Fracture Performance Evaluation of Additively Manufactured Titanium Alloy

Abstract

Over the past few years, Ti–Nb–Ta–Zr (TNTZ) titanium alloy is considered a promising candidate as an orthopedic implant, which exhibits comparable modulus and good mechanical and fatigue strengths. While preferring biomedical implants, the “stress shielding effect” is a major issue developed due to the large difference in elastic modulus between bone and the implanted material. This effect eventually leads to premature failure of the implant material. To cope up with these issues, lattice-structured materials would be a good choice. A lattice-structured material is fabricated to obtain reduced modulus close to that of human bone for minimizing the stress shielding effect.
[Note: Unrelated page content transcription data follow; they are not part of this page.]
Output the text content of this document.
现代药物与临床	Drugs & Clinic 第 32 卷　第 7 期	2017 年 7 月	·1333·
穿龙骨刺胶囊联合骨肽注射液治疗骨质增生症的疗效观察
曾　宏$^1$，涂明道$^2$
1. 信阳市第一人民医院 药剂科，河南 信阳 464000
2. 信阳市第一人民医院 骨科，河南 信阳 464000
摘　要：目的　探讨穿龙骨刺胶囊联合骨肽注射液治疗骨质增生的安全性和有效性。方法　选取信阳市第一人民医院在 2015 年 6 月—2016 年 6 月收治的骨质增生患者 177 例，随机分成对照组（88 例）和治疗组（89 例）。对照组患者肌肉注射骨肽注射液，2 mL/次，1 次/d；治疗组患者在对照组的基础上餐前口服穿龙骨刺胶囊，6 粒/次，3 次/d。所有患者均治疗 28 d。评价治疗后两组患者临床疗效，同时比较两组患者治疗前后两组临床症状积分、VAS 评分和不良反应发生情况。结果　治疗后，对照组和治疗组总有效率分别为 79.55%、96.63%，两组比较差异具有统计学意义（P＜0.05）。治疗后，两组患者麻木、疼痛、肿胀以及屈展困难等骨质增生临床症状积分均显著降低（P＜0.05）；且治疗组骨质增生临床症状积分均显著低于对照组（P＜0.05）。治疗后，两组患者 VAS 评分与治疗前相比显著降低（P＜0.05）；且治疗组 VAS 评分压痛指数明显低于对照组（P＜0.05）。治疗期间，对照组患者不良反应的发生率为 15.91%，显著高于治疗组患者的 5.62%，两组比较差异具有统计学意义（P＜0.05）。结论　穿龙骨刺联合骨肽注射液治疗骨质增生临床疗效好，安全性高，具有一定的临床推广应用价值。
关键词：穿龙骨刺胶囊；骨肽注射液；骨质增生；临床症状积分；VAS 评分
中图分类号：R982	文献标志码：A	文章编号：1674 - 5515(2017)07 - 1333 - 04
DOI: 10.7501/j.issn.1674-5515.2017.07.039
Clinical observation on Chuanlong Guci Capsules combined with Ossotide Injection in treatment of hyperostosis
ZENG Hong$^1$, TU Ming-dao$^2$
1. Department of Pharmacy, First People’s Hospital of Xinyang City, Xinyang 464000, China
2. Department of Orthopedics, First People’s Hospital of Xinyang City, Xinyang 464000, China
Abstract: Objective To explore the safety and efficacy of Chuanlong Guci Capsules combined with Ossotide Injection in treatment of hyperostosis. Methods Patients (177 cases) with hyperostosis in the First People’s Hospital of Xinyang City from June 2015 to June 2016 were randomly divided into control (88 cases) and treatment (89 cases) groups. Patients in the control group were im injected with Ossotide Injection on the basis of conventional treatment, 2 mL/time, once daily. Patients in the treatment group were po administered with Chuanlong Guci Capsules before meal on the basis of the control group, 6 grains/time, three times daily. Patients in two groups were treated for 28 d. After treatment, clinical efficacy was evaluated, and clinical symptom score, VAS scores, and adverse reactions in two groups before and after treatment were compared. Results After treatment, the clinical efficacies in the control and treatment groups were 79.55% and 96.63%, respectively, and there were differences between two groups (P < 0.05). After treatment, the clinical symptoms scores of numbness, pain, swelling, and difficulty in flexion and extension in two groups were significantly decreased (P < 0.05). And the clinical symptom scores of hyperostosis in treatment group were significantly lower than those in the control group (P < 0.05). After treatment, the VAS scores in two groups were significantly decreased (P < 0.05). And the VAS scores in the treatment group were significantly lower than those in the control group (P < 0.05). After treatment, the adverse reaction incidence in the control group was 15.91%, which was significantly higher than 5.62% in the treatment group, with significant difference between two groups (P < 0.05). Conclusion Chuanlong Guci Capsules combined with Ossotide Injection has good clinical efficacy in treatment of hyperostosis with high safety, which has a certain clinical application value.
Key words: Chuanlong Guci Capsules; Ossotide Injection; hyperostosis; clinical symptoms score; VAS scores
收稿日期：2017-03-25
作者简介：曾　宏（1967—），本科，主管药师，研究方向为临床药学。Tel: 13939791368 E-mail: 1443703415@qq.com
To print a layered lattice-structured material, a selective laser melting (SLM) process is preferred which enables the fabrication of complex 3D lattice-structured titanium alloys directly from a model generated via computer-aided design (CAD) software. In the present work, the extended finite element method (XFEM) is utilized to numerically investigate the performance against a ductile fracture from crack nucleation until fracture during tensile loading. Further, elasto-plastic crack growth simulations are accomplished by XFEM through enriching the standard approximation for an SLM-processed TNTZ alloy. The simulated results are found to be in good agreement with the experimentally obtained fracture characteristics of a TNTZ alloy.